Of course there were the kids who I would expect to enroll in the class again- the A students, the teacher pets, the students who laughed at my every joke. But then there were a few that just straight up shocked me. Students who I was sure hated me, who were counting down the days until they could be free from my obnoxious teaching. Just a few shockers on my rolls for next year:
- A boy who maybe said three words the entire year. He didn't complete one assignment. He failed all four quarters. Every time I tried to talk to him after class about his grades he would look straight down and just nod or mutter one word responses. I absolutely could not reach him. Toward the end of the year he told me he didn't care to pass English and my energy would be better spent on kids who care.
- A kid who literally slept every day in my class. Literally. Every day.
-A girl who I had to tell numerous times to pull up her top because of cleavage. It got so bad that one day that I sent her down to the principal's office for a new shirt to cover her up. She stared ice daggers into my soul that day.
-A painfully shy boy who cried silent tears when I pulled him out to the hall and told him he wouldn't be receiving credit on his test because I had caught him cheating. I thought for sure I had humiliated him to the point of no return.
-This kid who told me to "F off" when I took away his cell phone.
-A girl that I caught blatantly lying to me. I called home to tell her parents about it. She didn't sepak to me for a month after that.
-A girl who begged me to let her hand in an extra project so that she could pass the class. I said no because she hadn't done all of the regular credit assignments in the class. She stormed out of the classroom and muttered curse words under her breath. She failed the class.
-A kid who told me point blank that he thinks all the projects that I assign are lame and the books we read are boring.
-A boy who tried to transfer out of my class mid year but couldn't, due to a fluke in the counselling system.

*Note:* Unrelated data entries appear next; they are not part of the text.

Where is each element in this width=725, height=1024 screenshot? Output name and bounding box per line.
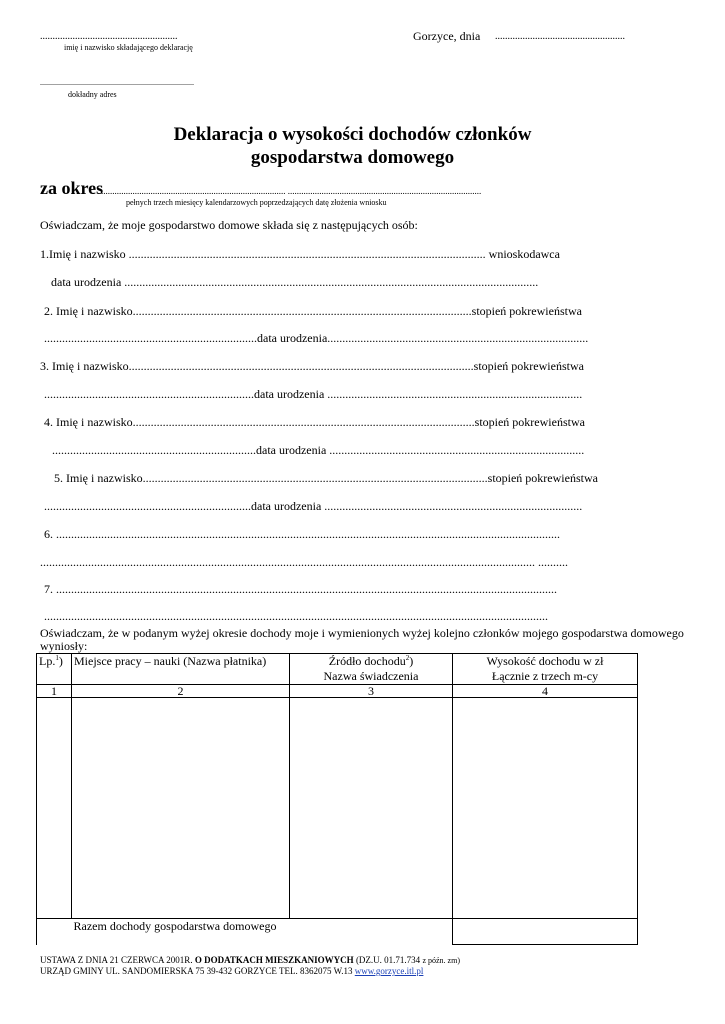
period-dots[interactable]: .................................................................................. ...................................................................................... [101, 186, 482, 196]
col-number-2: 2 [72, 685, 290, 698]
person-1-name-line[interactable]: 1.Imię i nazwisko ....................................................................................................................... wnioskodawca [40, 247, 560, 261]
website-link[interactable]: www.gorzyce.itl.pl [354, 966, 424, 976]
name-caption: imię i nazwisko składającego deklarację [64, 43, 193, 52]
header-workplace: Miejsce pracy – nauki (Nazwa płatnika) [72, 654, 290, 685]
document-title-line2: gospodarstwa domowego [250, 147, 455, 168]
total-label: Razem dochody gospodarstwa domowego [73, 919, 277, 933]
person-3-birth-line[interactable]: ......................................................................data urodzenia ..................................................................................... [44, 387, 583, 401]
col-number-4: 4 [453, 685, 638, 698]
header-source: Źródło dochodu$^2$) Nazwa świadczenia [290, 654, 453, 685]
name-line[interactable]: ....................................................... [40, 31, 178, 42]
footer-law: USTAWA Z DNIA 21 CZERWCA 2001R. O DODATKACH MIESZKANIOWYCH (DZ.U. 01.71.734 z późn. zm) [40, 955, 460, 965]
address-caption: dokładny adres [68, 90, 117, 99]
cell-workplace[interactable] [72, 698, 290, 919]
person-4-birth-line[interactable]: ....................................................................data urodzenia ..................................................................................... [52, 443, 585, 457]
document-title-line1: Deklaracja o wysokości dochodów członków [173, 124, 532, 145]
declaration-income: Oświadczam, że w podanym wyżej okresie dochody moje i wymienionych wyżej kolejno członków mojego gospodarstwa domowego [40, 626, 684, 640]
person-4-name-line[interactable]: 4. Imię i nazwisko..................................................................................................................stopień pokrewieństwa [44, 415, 585, 429]
person-7-line[interactable]: 7. ....................................................................................................................................................................... [44, 582, 557, 596]
person-5-name-line[interactable]: 5. Imię i nazwisko...................................................................................................................stopień pokrewieństwa [54, 471, 598, 485]
date-line[interactable]: .................................................... [495, 31, 625, 42]
header-lp: Lp.$^1$) [37, 654, 72, 685]
person-7-line-2[interactable]: ........................................................................................................................................................................ [44, 609, 548, 623]
person-6-line[interactable]: 6. ........................................................................................................................................................................ [44, 527, 560, 541]
cell-source[interactable] [290, 698, 453, 919]
declaration-household: Oświadczam, że moje gospodarstwo domowe składa się z następujących osób: [40, 218, 418, 232]
cell-total-amount[interactable] [453, 919, 638, 945]
declaration-income-2: wyniosły: [40, 639, 88, 653]
person-2-birth-line[interactable]: .......................................................................data urodzenia....................................................................................... [44, 331, 589, 345]
footer-office: URZĄD GMINY UL. SANDOMIERSKA 75 39-432 GORZYCE TEL. 8362075 W.13 www.gorzyce.itl.pl [40, 966, 424, 976]
cell-amount[interactable] [453, 698, 638, 919]
col-number-3: 3 [290, 685, 453, 698]
address-line[interactable]: ............................................................................. [40, 78, 194, 87]
period-label: za okres [40, 178, 104, 198]
header-amount: Wysokość dochodu w zł Łącznie z trzech m-cy [453, 654, 638, 685]
person-3-name-line[interactable]: 3. Imię i nazwisko...................................................................................................................stopień pokrewieństwa [40, 359, 584, 373]
person-2-name-line[interactable]: 2. Imię i nazwisko.................................................................................................................stopień pokrewieństwa [44, 304, 582, 318]
person-1-birth-line[interactable]: data urodzenia .......................................................................................................................................... [51, 275, 539, 289]
place-date-label: Gorzyce, dnia [413, 29, 481, 43]
person-5-birth-line[interactable]: .....................................................................data urodzenia ...................................................................................... [44, 499, 583, 513]
col-number-1: 1 [37, 685, 72, 698]
period-caption: pełnych trzech miesięcy kalendarzowych poprzedzających datę złożenia wniosku [126, 198, 387, 207]
person-6-line-2[interactable]: ..................................................................................................................................................................... .......... [40, 555, 568, 569]
cell-lp[interactable] [37, 698, 72, 919]
income-table [36, 653, 638, 945]
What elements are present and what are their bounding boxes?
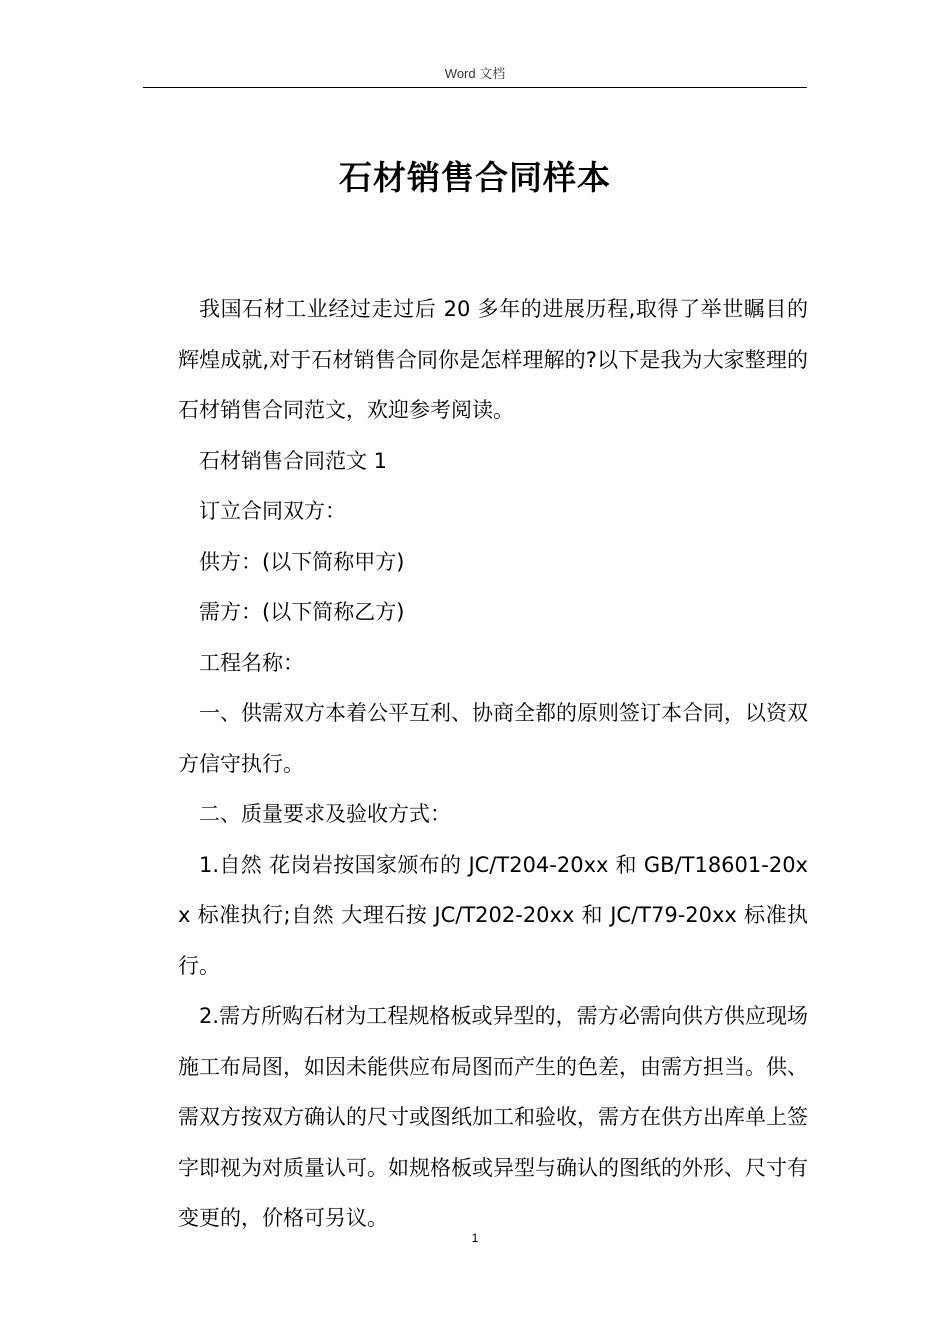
page-header: Word 文档 xyxy=(444,66,506,81)
paragraph-section-heading: 石材销售合同范文 1 xyxy=(199,448,388,473)
paragraph-clause-2-heading: 二、质量要求及验收方式： xyxy=(199,802,451,826)
document-body xyxy=(178,284,808,1244)
header-divider xyxy=(143,87,807,88)
paragraph-supplier: 供方：(以下简称甲方) xyxy=(199,549,405,574)
document-title: 石材销售合同样本 xyxy=(339,158,611,197)
page-number: 1 xyxy=(471,1231,479,1245)
paragraph-project-name: 工程名称： xyxy=(199,650,304,675)
paragraph-intro: 我国石材工业经过走过后 20 多年的进展历程,取得了举世瞩目的辉煌成就,对于石材销售合同你是怎样理解的?以下是我为大家整理的石材销售合同范文，欢迎参考阅读。 xyxy=(178,297,808,422)
paragraph-parties: 订立合同双方： xyxy=(199,499,346,523)
paragraph-clause-1: 一、供需双方本着公平互利、协商全都的原则签订本合同，以资双方信守执行。 xyxy=(178,701,808,776)
paragraph-buyer: 需方：(以下简称乙方) xyxy=(199,600,405,624)
paragraph-clause-2-item-2: 2.需方所购石材为工程规格板或异型的，需方必需向供方供应现场施工布局图，如因未能供应布局图而产生的色差，由需方担当。供、需双方按双方确认的尺寸或图纸加工和验收，需方在供方出库单上签字即视为对质量认可。如规格板或异型与确认的图纸的外形、尺寸有变更的，价格可另议。 xyxy=(178,1004,808,1230)
paragraph-clause-2-item-1: 1.自然 花岗岩按国家颁布的 JC/T204-20xx 和 GB/T18601-20xx 标准执行;自然 大理石按 JC/T202-20xx 和 JC/T79-20xx 标准执行。 xyxy=(178,852,808,978)
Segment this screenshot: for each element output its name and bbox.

I feel like there is some kind of lesson to be learned in this, even though I'm not quite sure what it is. Something about not knowing the effect that we are having on others even when it appears that we not making a difference. All of these students I was certain I would never see again, that I had not reached them, that I had not met their needs. I thought I had failed these students. That I hadn't been a good enough teacher for them- that they hated me, that I had bored them, that I had treated them unfaily. And yet they have voluntarily chosen to be in my class again. I guess when it comes down to it, we really can't tell how big the impact is that we unknowingly have on others.
And that is enough to make me all sorts of excited to start another year.